Richter walked under the boughs of the tree, and as always, the presence of the Quickening filled him with utter contentment.  The soft velvet undersides of the leaves seemed to float on the wind, slowly shifting on their branches.  As he got closer to the braided trunk, he could make out the intricate tracing on the bark.  Above him, he saw the fruit of the Quickening changing from a green color to a dark silver.  They still showed as “immature” on the prompts, but he took the change in color as a good sign. 

When he was close enough to touch the trunk, he saw immediately what the sprite guard had been talking about.  On the inside of the hollow trunk was Elora’s cocoon.  It shined and looked like it was spun from pure silver.  Those details were no different than before, but now light was peeking through the cocoon in odd spots.  Richter could clearly see yellow, gold, and blue lights.  He even saw several filaments of black light that seemed to leech color from whatever it touched. 

“How long has it been like this?” he asked in awe.

“Two days, Lord Richter.  We assume it means that the pixies will be born soon.”

“I look forward to meeting them,” he said, gazing at the cocoon in excitement. 

Richter left the warm embrace of the tree and made one more stop before leaving the meadow.  He jogged over to the memorial made for his fallen villagers.  Gazing at it for several long moments, he silently vowed to do better for his people in the future.  Then he cast
Haste I
again and started jogging back down to the village proper.  He would have liked to have checked on the skath eggs and crystal garden, but they were on the far edge of the meadow and he had two more stops to make before noon. 

The first place he planned to go was the eastern edge of the village, where the hunters dressed their kills.  He had to get the new quest.  Before he was halfway through the village though, he ran into one of them.  Without even needing prompting, the woman told him about worrisome tracks that had been seen to the west.  They were large and always seen around broken trees.  The hunters were too afraid to hunt over in that direction since they had started seeing this.  A prompt appeared in Richter’s vision. 

You have been offered a Quest:
Hunter or Hunted II.
  Your hunters have seen signs of a powerful and violent creature.  They have not seen the actual monster, but the tracks are large.  Will you look for and remove this threat?  Yes or No?  Reward: Unknown.  Penalty: Decreased hunting grounds for your people.

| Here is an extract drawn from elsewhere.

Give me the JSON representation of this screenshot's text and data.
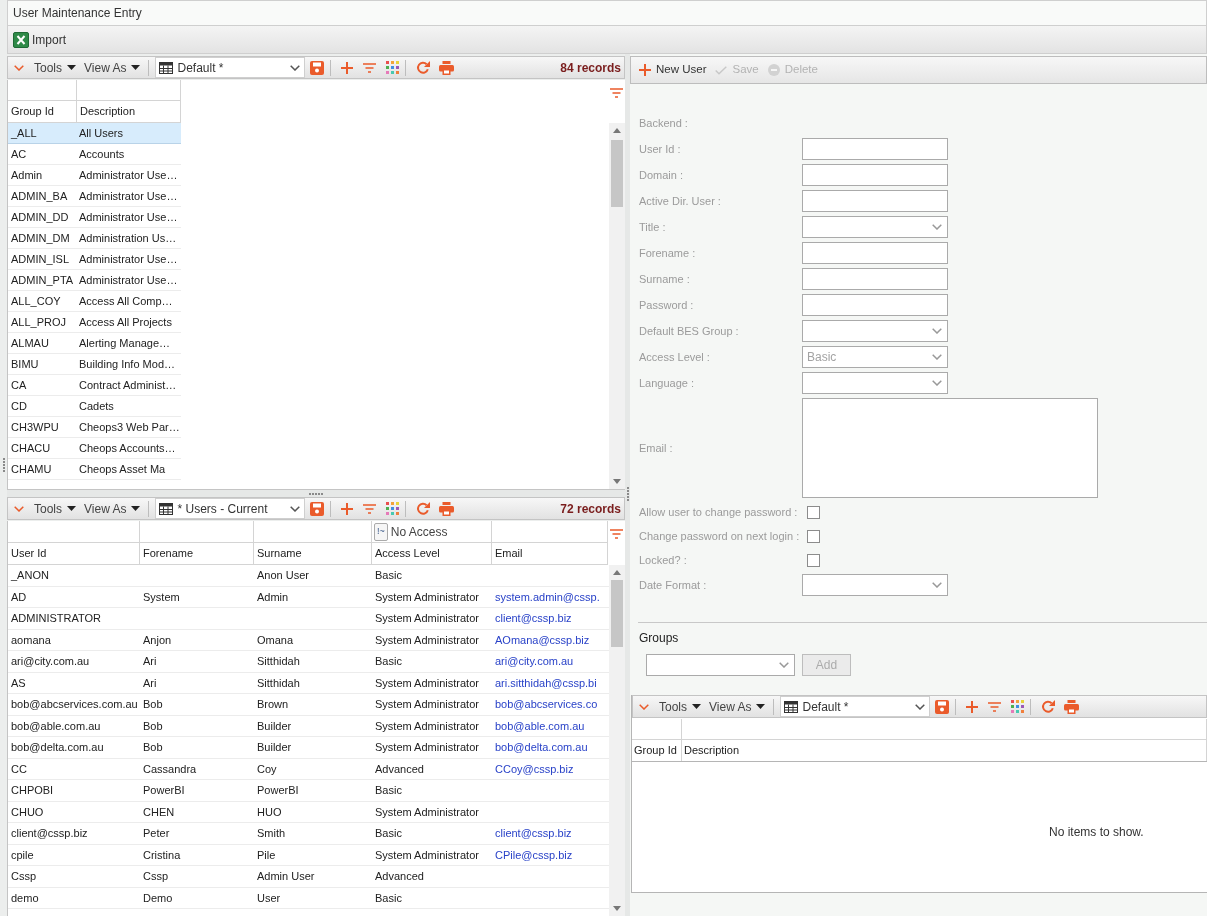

Richter accepted the quest.  He couldn’t just allow something to control part of his lands.   It was also in the direction of the shiverleaf, so hunting it would be killing two birds with one stone.  The huntress thanked him and then also thanked him for the increased weapons and armor.  She showed him that her arrows were now tipped with moonstone heads.  He smiled, said he was glad to help, then left and headed to the Forge.